Link GMDN code and FDA product code

TomQA

Involved In Discussions
Hello,

We are considering the registration of our medical device in the US and I am struggling to find the FDA product code.
Our medical device has the GMDN code 60702 and I was therefore wondering if there was a possibility fo find a corresponding FDA product code thanks to the GMDN code?
Thank you !
 

mihzago

Trusted Information Resource
What registration are you trying to perform? Are you looking for a predicate device to submit a 510(k), or are you trying to register the device with the GUDID?
GMDN codes do not correspond to the FDA Product Classification Codes; however, GUDID database uses GMDN terms but the numbering is not the same.
What device is GMDN code 60702?
 

TomQA

Involved In Discussions
Hi, thanks for your response.
Basically I would like to know the product code to know the classification of the device.
The device's description with the GMDN code 60702 is the following :
"An application software program designed as an Internet-based information system to support the administrative, clinical, and quality control activities associated with the provision/utilization of healthcare within a specific clinical specialty (neurology).

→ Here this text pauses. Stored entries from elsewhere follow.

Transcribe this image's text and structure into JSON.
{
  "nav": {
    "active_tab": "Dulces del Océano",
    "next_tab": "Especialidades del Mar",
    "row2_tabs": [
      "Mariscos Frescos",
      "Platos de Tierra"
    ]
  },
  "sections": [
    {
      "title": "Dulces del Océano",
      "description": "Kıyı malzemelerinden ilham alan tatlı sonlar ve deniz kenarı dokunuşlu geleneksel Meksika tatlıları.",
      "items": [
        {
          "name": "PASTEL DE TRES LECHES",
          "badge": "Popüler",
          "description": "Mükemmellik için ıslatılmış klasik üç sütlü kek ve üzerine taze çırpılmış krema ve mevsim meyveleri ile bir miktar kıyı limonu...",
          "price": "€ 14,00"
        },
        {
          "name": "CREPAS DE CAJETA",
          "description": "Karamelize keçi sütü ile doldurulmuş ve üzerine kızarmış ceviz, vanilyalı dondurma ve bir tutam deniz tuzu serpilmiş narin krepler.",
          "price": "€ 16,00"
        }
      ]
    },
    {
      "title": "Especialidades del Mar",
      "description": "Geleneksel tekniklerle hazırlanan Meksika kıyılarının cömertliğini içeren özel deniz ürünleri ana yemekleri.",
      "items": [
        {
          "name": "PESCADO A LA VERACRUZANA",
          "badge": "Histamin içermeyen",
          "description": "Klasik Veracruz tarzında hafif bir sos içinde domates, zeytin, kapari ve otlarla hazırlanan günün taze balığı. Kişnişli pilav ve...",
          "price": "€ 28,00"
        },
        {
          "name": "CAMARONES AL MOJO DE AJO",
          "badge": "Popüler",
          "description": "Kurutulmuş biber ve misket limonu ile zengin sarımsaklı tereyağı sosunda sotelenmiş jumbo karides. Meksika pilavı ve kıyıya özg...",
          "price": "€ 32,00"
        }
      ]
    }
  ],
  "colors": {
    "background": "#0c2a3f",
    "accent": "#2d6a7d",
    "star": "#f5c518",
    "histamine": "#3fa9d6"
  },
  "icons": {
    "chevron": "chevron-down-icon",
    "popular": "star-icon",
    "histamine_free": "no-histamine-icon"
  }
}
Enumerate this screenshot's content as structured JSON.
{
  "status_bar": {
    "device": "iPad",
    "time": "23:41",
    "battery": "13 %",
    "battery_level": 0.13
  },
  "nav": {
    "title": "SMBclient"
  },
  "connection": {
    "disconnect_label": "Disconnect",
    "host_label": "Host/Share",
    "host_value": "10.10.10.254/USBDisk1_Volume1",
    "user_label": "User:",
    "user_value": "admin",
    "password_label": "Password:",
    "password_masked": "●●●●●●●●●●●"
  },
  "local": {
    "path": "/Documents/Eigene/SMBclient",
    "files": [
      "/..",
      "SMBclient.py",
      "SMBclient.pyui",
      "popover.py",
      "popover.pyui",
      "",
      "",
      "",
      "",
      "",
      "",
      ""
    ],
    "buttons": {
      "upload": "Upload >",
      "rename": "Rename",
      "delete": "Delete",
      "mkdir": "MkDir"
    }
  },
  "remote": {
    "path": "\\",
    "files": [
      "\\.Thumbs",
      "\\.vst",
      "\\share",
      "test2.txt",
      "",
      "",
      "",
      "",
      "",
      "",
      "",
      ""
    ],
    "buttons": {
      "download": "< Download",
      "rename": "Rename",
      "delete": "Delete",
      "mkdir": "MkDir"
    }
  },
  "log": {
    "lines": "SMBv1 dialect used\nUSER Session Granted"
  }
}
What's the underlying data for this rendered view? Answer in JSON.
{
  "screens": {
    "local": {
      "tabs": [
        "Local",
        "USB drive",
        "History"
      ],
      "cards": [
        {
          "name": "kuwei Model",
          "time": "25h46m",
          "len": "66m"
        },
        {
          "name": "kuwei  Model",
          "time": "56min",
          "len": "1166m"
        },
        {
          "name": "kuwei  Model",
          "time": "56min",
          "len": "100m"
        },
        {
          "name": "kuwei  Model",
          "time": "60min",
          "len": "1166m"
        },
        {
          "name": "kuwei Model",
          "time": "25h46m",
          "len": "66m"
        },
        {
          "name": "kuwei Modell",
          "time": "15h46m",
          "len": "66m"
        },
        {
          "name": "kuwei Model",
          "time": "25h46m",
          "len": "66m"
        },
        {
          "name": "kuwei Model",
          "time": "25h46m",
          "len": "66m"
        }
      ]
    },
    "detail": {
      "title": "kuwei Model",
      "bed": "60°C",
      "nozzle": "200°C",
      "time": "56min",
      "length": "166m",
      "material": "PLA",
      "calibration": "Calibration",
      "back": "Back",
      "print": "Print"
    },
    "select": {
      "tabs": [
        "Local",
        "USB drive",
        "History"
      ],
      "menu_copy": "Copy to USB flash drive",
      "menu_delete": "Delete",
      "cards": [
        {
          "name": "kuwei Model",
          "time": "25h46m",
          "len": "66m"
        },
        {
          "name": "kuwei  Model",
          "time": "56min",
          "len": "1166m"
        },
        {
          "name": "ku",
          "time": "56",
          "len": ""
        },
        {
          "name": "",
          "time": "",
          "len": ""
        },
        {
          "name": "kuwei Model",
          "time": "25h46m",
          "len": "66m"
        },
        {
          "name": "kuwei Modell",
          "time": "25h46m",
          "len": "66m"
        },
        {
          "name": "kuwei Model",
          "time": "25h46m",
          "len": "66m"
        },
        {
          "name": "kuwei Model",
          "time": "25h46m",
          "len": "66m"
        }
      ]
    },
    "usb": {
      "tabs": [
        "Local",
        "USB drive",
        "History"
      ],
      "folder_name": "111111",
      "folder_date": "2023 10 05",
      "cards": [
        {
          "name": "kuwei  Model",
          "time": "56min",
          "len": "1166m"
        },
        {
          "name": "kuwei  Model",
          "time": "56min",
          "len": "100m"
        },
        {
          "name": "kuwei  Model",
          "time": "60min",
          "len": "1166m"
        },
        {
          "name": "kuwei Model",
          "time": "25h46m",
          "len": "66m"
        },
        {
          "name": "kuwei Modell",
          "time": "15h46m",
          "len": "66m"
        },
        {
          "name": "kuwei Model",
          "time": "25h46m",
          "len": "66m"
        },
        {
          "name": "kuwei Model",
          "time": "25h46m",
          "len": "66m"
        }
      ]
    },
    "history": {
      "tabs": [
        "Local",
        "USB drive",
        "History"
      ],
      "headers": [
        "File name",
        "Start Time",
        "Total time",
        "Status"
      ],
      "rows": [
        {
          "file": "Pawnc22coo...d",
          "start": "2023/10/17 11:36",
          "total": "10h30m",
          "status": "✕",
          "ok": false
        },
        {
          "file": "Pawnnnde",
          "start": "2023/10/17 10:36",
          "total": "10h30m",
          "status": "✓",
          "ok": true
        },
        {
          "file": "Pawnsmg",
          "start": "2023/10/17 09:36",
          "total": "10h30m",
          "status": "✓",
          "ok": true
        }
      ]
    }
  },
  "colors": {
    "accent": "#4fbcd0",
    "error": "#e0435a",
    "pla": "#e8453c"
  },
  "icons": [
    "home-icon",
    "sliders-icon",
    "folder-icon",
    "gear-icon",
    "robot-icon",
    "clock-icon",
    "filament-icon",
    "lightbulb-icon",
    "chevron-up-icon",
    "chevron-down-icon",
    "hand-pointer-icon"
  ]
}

It can be available on any web-enabled interface (including mobile devices at point-of-care) and is intended for use by healthcare professionals in a clinical setting. (definition of the GMDN code."
Basically the device is a software/webapp/platform for the therapist to plan the therapy sessions for the patient which uses a medical device with product code QKC.
 

TomQA

Involved In Discussions
Yes this device we already know (Device B let's call it).
I am trying to find the product code of Device A that is used to create a therapy plan for a patient which used Device B.
Device A is an accessory to Device B
 

mihzago

Trusted Information Resource
It's quite possible it fits within the same product code as the parent device.
There are usually limits to exemptions, so if for example the app to create the therapy plan does it automatically without clinician input based on information it collects from the parent device, then you may have to consider submitting a 510(k).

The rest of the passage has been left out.